Béjaïa : Reboisement des zones incendiées un pari risqué pour l’environnement
Le reboisement immédiat des zones touchées par les derniers incendies à travers certaines wilayas du pays pourrait être préjudiciable pour l’environnement, a considéré, dans un entretien à l’APS, Amina Younsi, experte en infrastructure qualité, agriculture et environnement. »C’est un investissement qui permettra juste une réparation du paysage, avec un pourcentage d’échec très élevé, et qui peut occasionner des éboulements de terrain à cause de la fragilité du sol », souligne-t-elle ajoutant que cela, pourrait également, « favoriser les mêmes conditions qui ont causé cette catastrophe ».Ces incendies, explique-t-elle, « ne sont pas sans conséquences sur le sol et la végétation et celles-ci ne peuvent être estimées avec certitude qu’en disposant d’importantes informations comme l’intensité des températures des incendies et le temps de l’incendie ».Cependant, fait-elle remarquer, « un sol incendié est un sol dont la matière organique est brûlée et devient friable et exposé à des érosions beaucoup plus qu’un sol non brûlé, de même que les habitats naturels détruits feront fuir les animaux jusqu’à la reprise progressive de la flore de la faune souterraine ».
C’est pourquoi, précise-t-elle, « il n’est pas conseillé de toucher à la forêt après un incendie et laisser la nature faire son travail et se consacrer à la collecte des données et caractéristiques des points de déclenchement des incendies, leur puissance, recoller le puzzle pour savoir qu’elles étaient les températures, le temps et la nature de la végétation qui a pris feu ».
Estimant entre 3 à 5 ans le temps nécessaire pour l’émergence d’une jeune forêt, Mme Younsi explique que c’est seulement alors qu’un reboisement doit être envisagé en fonction de la densité de la végétation régénérée. »Beaucoup de graines de conifères comme le pin se retrouvent libérés des cônes par les hautes températures et germeront rapidement, et à ce moment là, si la densité est faible alors un reboisement serait le bienvenu, de même que l’occupation de l’espace par de petits animaux comme les lièvres et sangliers », explique-t-elle.Durant cette première phase, il est plus « judicieux », estime-t-elle, de « créer des zones d’exploitations forestières comme des oliveraies ou des vergers d’espèces fruitières rustiques autour des habitations, qui constitueront une sorte de pare-feux à l’avenir, et en même temps, des sources de revenus pour la population de ces zones ».

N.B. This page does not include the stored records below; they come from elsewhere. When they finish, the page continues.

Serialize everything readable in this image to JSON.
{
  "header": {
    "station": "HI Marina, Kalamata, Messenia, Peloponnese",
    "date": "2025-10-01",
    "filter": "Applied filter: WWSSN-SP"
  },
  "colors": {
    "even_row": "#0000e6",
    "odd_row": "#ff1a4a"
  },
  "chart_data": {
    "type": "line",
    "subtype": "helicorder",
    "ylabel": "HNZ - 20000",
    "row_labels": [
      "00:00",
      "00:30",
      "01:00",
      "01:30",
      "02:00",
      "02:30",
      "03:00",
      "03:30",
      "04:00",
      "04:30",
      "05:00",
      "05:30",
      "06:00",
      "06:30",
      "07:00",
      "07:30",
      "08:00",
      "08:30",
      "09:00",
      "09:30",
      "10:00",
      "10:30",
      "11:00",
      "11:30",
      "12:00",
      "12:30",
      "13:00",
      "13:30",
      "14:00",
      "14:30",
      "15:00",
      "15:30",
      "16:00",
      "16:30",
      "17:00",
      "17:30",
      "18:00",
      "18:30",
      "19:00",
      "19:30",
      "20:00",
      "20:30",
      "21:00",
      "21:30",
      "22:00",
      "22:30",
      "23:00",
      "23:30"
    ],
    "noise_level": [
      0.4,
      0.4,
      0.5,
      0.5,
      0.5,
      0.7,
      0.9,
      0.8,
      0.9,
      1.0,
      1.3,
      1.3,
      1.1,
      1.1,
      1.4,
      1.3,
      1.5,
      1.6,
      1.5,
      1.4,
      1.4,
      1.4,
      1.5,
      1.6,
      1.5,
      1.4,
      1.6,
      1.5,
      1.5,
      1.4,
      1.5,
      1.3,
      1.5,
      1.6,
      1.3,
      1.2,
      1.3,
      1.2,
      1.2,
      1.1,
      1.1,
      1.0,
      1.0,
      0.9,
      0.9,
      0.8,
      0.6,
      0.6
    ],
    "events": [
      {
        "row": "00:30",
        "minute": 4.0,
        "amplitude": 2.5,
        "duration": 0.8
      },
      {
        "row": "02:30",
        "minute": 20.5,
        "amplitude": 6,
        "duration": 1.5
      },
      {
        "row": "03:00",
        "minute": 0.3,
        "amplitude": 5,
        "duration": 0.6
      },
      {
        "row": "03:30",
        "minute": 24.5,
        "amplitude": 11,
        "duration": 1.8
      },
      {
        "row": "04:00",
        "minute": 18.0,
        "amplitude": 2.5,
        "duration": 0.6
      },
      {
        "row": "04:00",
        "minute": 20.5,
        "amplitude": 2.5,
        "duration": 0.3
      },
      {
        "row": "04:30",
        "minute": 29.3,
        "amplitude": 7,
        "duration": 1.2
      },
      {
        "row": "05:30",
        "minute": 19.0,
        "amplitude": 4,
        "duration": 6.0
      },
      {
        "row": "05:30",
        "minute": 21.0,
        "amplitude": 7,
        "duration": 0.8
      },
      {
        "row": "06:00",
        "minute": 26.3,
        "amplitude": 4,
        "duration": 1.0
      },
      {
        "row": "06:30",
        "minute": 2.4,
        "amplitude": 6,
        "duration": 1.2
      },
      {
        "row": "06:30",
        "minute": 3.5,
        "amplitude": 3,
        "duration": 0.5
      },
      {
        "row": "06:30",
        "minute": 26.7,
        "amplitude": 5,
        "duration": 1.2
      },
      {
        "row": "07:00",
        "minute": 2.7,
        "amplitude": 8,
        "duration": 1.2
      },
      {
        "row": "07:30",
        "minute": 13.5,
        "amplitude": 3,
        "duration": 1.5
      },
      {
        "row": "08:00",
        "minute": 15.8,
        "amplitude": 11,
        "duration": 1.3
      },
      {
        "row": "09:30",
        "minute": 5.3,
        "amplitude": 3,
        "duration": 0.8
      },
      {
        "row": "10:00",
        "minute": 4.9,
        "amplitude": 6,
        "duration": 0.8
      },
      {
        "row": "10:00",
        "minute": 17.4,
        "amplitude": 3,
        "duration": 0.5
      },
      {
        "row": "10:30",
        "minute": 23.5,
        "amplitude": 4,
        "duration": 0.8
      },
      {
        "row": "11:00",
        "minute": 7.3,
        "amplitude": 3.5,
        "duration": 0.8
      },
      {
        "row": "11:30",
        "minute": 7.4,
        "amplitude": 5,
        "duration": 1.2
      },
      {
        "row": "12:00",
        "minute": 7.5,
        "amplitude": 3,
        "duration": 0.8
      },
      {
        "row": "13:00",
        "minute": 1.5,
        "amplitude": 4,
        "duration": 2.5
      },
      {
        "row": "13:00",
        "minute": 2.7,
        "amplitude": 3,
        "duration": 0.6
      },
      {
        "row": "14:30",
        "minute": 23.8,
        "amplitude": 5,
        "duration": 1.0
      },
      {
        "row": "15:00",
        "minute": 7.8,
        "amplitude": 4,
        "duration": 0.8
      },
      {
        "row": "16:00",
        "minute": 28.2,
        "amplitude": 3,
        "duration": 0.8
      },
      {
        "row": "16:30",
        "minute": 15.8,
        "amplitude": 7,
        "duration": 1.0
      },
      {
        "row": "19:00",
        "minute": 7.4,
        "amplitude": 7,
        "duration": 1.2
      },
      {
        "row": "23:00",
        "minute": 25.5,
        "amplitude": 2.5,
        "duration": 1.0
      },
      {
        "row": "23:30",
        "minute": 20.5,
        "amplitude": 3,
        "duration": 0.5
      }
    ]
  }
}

Analysant les conditions de déclenchement de ces incendies dans plusieurs pays même à l’image de la Grèce, des Etats-Unis et même de l’Australie, Younsi relève qu’ils se sont déclarés « dans un contexte de fortes chaleurs conséquence d’un dérèglement climatique que nous vivons d’une manière récurrente depuis les 10 dernières années ».S’agissant des causes de ces incendies, dont l’origine avait été qualifiée par les autorités compétentes de « criminelles », puisque plusieurs pyromanes ont été arrêtés et la quasi-totalité des départs de feu a été enregistrés près des routes, Mme Younsi évoque, également, « une longue période de chaleurs qui a causé le dessèchement de la forêt et de la végétation devenues craquantes et inflammables, les débris de verre, de métaux et autres déchets laissés par négligence ou carrément jetés par la population et qui ont contribué à la dissémination des feux ».Mais aussi, ajoute-t-elle, « l’insuffisance des aménagements et infrastructures forestières, pistes et pare-feux, ainsi que les broussailles qui ont pris le dessus en forêt et même autour des habitations, ce qui offre une matière à bruler aux feux déclarés ». Et dans ces conditions, note-t-elle, « il est évidemment difficile d’agir en cas de catastrophe, notamment, en l’absence de moyens sophistiqués ».